In the name of economic “development” and “growth”, oil companies threaten pristine environments, displace local people and plunge communities into poverty, with lack of access to food and water, and with the increasing fear of state violence and oppression.

The community of Kaiso Tonya engage with these issues through their song, dance, plays and discussion. They are community advocates, fighting for the protection of their communities against the oil companies.

This is their direct action to resist big oil and climate change, which contrasts another failed attempt at the UNFCCC, this year in Doha – which built upon the previous 17 years of failed negotiations – to bring meaningful change to the way the government and corporations are dealing with climate change.

Like most of the CoPs before it, Doha provided a reactionary space where the primary purpose of all parties – North and South – is to defend their interests in capital accumulation and economic growth – the real impacts of climate change are treated as a secondary non-issue.

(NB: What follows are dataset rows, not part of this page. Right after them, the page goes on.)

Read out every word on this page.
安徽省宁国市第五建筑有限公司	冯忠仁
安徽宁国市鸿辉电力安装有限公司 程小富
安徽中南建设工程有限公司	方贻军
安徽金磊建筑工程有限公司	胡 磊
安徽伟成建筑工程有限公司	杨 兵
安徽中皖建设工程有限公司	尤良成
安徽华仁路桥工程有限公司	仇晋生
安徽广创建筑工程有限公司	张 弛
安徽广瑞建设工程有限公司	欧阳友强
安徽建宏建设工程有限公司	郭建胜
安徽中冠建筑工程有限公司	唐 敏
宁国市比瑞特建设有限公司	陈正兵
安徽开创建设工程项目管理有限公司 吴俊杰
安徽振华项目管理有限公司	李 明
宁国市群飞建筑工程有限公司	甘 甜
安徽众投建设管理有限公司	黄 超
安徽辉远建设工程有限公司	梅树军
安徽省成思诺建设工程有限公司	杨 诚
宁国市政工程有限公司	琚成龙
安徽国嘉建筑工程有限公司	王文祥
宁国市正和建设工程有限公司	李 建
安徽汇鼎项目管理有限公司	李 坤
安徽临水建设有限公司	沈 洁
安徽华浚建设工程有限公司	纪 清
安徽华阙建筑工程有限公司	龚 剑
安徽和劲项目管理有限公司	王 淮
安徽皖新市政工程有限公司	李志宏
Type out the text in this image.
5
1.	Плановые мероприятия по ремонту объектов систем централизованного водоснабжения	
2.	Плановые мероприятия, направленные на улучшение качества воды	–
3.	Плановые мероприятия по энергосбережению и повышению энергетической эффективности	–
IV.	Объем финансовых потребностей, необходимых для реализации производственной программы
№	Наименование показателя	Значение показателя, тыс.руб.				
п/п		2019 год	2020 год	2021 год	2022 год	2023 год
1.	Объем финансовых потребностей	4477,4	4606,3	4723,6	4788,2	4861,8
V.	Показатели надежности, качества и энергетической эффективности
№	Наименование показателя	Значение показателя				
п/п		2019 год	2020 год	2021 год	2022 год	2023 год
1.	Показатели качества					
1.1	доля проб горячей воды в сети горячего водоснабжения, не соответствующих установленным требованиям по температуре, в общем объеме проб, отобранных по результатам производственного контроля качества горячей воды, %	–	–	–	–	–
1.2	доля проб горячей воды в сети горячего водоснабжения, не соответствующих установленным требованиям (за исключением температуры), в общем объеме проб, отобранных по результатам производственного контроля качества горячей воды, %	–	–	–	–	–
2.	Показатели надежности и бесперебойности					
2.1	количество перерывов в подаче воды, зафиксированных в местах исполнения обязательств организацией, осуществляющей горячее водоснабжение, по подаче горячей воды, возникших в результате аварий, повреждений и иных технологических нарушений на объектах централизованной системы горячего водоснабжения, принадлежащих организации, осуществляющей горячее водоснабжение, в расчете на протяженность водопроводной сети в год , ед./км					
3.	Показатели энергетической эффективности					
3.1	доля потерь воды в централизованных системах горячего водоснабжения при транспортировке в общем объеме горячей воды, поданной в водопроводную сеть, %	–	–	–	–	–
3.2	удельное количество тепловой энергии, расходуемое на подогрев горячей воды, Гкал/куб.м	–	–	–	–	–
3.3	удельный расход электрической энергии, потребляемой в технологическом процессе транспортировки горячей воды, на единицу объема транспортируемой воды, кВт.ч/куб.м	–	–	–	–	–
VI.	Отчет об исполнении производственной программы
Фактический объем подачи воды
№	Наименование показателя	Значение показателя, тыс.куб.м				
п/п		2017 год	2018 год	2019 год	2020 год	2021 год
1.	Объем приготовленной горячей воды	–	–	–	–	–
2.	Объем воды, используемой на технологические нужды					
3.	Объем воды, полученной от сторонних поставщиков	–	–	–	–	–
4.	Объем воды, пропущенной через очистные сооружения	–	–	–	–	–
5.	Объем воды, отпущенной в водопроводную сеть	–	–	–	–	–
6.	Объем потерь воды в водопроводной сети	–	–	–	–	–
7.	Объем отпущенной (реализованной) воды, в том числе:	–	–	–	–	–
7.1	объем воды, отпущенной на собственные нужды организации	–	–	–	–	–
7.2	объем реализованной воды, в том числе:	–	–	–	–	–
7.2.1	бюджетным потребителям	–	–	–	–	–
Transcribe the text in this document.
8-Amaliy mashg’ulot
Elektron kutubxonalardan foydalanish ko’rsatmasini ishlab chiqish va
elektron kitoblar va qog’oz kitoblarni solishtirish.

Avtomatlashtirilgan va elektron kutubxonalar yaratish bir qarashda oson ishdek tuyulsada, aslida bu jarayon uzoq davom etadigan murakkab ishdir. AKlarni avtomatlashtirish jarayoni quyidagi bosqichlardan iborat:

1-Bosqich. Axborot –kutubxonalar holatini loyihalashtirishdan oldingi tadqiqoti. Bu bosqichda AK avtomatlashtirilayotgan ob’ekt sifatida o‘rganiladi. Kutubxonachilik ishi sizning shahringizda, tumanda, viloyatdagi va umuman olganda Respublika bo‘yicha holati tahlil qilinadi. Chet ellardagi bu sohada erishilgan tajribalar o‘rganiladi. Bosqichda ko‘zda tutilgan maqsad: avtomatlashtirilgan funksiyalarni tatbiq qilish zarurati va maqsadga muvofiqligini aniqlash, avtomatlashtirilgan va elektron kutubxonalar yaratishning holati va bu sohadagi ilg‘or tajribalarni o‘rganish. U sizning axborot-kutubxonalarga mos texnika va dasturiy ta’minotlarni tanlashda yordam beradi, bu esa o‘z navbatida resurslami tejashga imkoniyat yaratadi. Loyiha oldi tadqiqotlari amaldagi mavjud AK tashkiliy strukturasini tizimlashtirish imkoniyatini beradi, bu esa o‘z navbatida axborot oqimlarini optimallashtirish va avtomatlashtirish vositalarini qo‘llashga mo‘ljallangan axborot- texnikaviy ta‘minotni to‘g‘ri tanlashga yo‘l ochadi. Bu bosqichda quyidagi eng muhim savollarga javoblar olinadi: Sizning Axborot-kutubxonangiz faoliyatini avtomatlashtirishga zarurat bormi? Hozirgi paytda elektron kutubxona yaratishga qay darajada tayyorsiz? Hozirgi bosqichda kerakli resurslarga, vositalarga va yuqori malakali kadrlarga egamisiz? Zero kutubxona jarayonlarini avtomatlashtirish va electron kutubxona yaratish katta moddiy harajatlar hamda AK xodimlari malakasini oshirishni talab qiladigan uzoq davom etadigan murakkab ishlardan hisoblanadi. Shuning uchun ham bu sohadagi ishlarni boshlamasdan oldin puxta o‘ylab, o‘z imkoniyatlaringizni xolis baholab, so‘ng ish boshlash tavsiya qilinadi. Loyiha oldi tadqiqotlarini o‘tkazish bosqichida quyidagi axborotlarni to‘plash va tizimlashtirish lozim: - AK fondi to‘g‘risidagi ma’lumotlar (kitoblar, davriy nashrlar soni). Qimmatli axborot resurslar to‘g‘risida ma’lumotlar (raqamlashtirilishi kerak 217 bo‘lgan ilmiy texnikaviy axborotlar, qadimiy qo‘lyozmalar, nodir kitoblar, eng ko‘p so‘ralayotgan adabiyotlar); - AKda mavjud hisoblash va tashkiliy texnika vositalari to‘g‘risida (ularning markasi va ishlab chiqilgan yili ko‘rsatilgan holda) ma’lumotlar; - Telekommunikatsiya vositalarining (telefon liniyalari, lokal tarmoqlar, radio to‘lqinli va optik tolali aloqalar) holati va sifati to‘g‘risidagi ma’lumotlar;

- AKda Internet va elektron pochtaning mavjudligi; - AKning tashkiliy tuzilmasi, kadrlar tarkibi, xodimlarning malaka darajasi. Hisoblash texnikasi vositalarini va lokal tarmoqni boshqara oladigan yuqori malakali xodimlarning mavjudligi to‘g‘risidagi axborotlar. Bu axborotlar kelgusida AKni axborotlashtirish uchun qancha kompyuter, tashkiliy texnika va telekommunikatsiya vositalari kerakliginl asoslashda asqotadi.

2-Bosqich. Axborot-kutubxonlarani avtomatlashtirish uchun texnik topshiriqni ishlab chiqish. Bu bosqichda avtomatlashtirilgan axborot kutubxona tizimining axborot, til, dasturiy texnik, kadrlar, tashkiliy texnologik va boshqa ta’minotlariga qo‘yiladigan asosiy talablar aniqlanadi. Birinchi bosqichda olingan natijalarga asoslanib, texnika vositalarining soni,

There has been no commitment to real reductions in greenhouse gasses, no commitment to keeping temperature increase to below 1.5°C or even 4°C and no evidence of real money in the green climate fund. It is an agreement that is not worth signing for it will lock the global government into inaction for the foreseeable future.

Rather than trust our governments to do the “right thing” for their people, Oilwatch Africa together with Friends of the Earth Africa is taking real action on climate change by supporting resistance to big oil on the ground in a real and meaningful way.